Naquela gélida noite de 25 de dezembro de 1991, Mikhail Gorbatchóv fazia seu derradeiro discurso como presidente da União das Repúblicas Socialistas Soviéticas (URSS), anunciando sua renúncia. Ao deixar o Kremlin, a bandeira soviética, com a foice e martelo dourados no fundo vermelho, foi baixada do mastro, enquanto o Hino da URSS era tocado pela última vez. Em seu lugar, foi hasteada a antiga tricolor da Rússia — branca, azul e vermelha. No dia seguinte, o Soviete das Repúblicas — câmara alta do parlamento soviético — ratificou a dissolução do país, a partir de então dividido entre 15 repúblicas independentes, sendo a Rússia a maior e mais poderosa dentre elas.

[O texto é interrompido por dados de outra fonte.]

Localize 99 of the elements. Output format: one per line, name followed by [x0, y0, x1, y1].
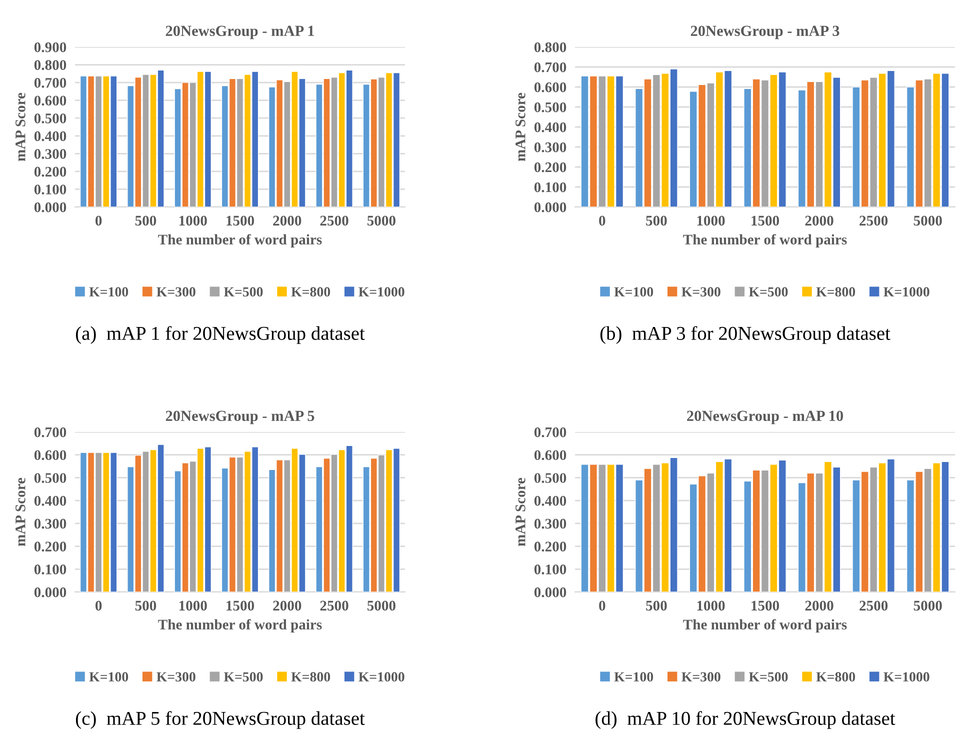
legend-label: K=1000 [884, 672, 930, 682]
legend-label: K=300 [156, 672, 196, 682]
y-tick-label: 0.700 [534, 427, 566, 438]
y-tick-label: 0.600 [34, 96, 66, 106]
x-axis-title: The number of word pairs [683, 234, 847, 248]
y-tick-label: 0.800 [34, 60, 66, 70]
y-tick-label: 0.300 [534, 142, 566, 152]
x-axis-title: The number of word pairs [158, 619, 322, 632]
y-axis-title: mAP Score [16, 478, 26, 546]
x-tick-label: 0 [599, 600, 606, 611]
x-tick-label: 0 [95, 600, 102, 611]
chart-title: 20NewsGroup - mAP 1 [166, 26, 314, 40]
x-tick-label: 1000 [697, 216, 725, 226]
chart-title: 20NewsGroup - mAP 10 [687, 410, 844, 424]
y-tick-label: 0.700 [34, 78, 66, 88]
x-tick-label: 2000 [805, 216, 834, 226]
x-tick-label: 0 [95, 216, 102, 226]
y-tick-label: 0.600 [534, 450, 566, 460]
x-tick-label: 2000 [273, 600, 302, 611]
y-tick-label: 0.400 [534, 496, 566, 506]
y-tick-label: 0.800 [534, 42, 566, 52]
text: (c) mAP 5 for 20NewsGroup dataset [76, 711, 365, 729]
y-tick-label: 0.500 [534, 102, 566, 112]
y-tick-label: 0.300 [34, 149, 66, 159]
y-tick-label: 0.600 [534, 82, 566, 92]
y-tick-label: 0.200 [534, 542, 566, 552]
legend-label: K=300 [156, 287, 196, 297]
x-tick-label: 2500 [320, 216, 348, 226]
y-tick-label: 0.000 [34, 202, 66, 212]
legend-label: K=800 [816, 672, 856, 682]
x-tick-label: 1000 [179, 216, 207, 226]
chart-title: 20NewsGroup - mAP 3 [690, 26, 840, 40]
legend-label: K=100 [89, 287, 128, 297]
y-tick-label: 0.500 [34, 473, 66, 483]
x-axis-title: The number of word pairs [158, 234, 322, 248]
y-tick-label: 0.600 [34, 450, 66, 460]
legend-label: K=1000 [884, 287, 930, 297]
x-tick-label: 1000 [179, 600, 207, 611]
legend-label: K=1000 [358, 672, 404, 682]
y-tick-label: 0.000 [34, 587, 66, 598]
x-tick-label: 1000 [697, 600, 725, 611]
y-tick-label: 0.700 [34, 427, 66, 438]
y-tick-label: 0.100 [34, 564, 66, 574]
text: (b) mAP 3 for 20NewsGroup dataset [600, 326, 890, 344]
x-tick-label: 1500 [752, 216, 780, 226]
y-tick-label: 0.200 [534, 162, 566, 172]
y-tick-label: 0.400 [534, 122, 566, 132]
x-tick-label: 2500 [860, 216, 888, 226]
x-tick-label: 5000 [914, 216, 942, 226]
x-tick-label: 500 [135, 216, 156, 226]
x-tick-label: 2500 [320, 600, 348, 611]
x-tick-label: 1500 [226, 216, 254, 226]
legend-label: K=500 [748, 672, 788, 682]
y-tick-label: 0.100 [534, 564, 566, 574]
y-axis-title: mAP Score [516, 92, 526, 162]
y-tick-label: 0.400 [34, 131, 66, 142]
text: (a) mAP 1 for 20NewsGroup dataset [76, 326, 365, 344]
x-tick-label: 500 [135, 600, 156, 611]
legend-label: K=300 [682, 287, 720, 297]
y-tick-label: 0.900 [34, 42, 66, 52]
y-tick-label: 0.300 [34, 518, 66, 529]
x-tick-label: 1500 [752, 600, 780, 611]
x-axis-title: The number of word pairs [683, 619, 847, 632]
legend-label: K=500 [224, 287, 263, 297]
y-tick-label: 0.000 [534, 587, 566, 598]
legend-label: K=300 [682, 672, 720, 682]
legend-label: K=100 [614, 672, 654, 682]
legend-label: K=500 [748, 287, 788, 297]
x-tick-label: 2500 [860, 600, 888, 611]
legend-label: K=800 [291, 672, 330, 682]
y-axis-title: mAP Score [516, 478, 526, 546]
x-tick-label: 5000 [367, 600, 396, 611]
y-tick-label: 0.000 [534, 202, 566, 212]
text: (d) mAP 10 for 20NewsGroup dataset [596, 711, 896, 729]
x-tick-label: 1500 [226, 600, 254, 611]
y-tick-label: 0.100 [34, 184, 66, 194]
y-tick-label: 0.300 [534, 518, 566, 529]
x-tick-label: 0 [599, 216, 606, 226]
legend-label: K=800 [816, 287, 856, 297]
x-tick-label: 5000 [914, 600, 942, 611]
y-tick-label: 0.700 [534, 62, 566, 72]
legend-label: K=100 [89, 672, 128, 682]
x-tick-label: 2000 [273, 216, 302, 226]
y-tick-label: 0.400 [34, 496, 66, 506]
legend-label: K=1000 [358, 287, 404, 297]
y-axis-title: mAP Score [16, 92, 26, 162]
legend-label: K=800 [291, 287, 330, 297]
y-tick-label: 0.100 [534, 182, 566, 192]
chart-title: 20NewsGroup - mAP 5 [166, 410, 314, 424]
x-tick-label: 500 [646, 216, 667, 226]
y-tick-label: 0.500 [34, 113, 66, 124]
x-tick-label: 5000 [367, 216, 396, 226]
x-tick-label: 2000 [805, 600, 834, 611]
x-tick-label: 500 [646, 600, 667, 611]
legend-label: K=500 [224, 672, 263, 682]
y-tick-label: 0.500 [534, 473, 566, 483]
legend-label: K=100 [614, 287, 654, 297]
y-tick-label: 0.200 [34, 542, 66, 552]
y-tick-label: 0.200 [34, 166, 66, 177]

Chegava ao fim o primeiro Estado fundado a partir de uma revolução vitoriosa inspirada no comunismo, a Revolução de Outubro de 1917 — embora a URSS tenha sido fundada apenas em 1922, pela união entre Rússia, Ucrânia, Bielorrússia e Transcaucásia (uma federação de vida curta formada pelas atuais Geórgia, Azerbaijão e Armênia), todas elas dominadas pelos revolucionários bolcheviques nos estágios finais da guerra civil que consolidou a supremacia “vermelha” por toda a região, sob a liderança de Lênin.

Durante a maior parte do século XX, a União Soviética dominou as agendas geopolíticas do resto do mundo, exercendo grande influência ideológica e suporte material a movimentos revolucionários e regimes clientes. Emergiu vitoriosa da Segunda Guerra Mundial – chamada de “Grande Guerra Patriótica” pela propaganda soviética – ampliando sua influência por toda a Europa Oriental, ao custo de incontáveis perdas humanas e materiais. Elevada ao status de potência nuclear em 1949 — quando realizou seu primeiro teste com a bomba atômica — a URSS se converteu de aliada circunstancial das potências ocidentais contra o nazismo a antagonista militar e ideológica, ao longo da Guerra Fria.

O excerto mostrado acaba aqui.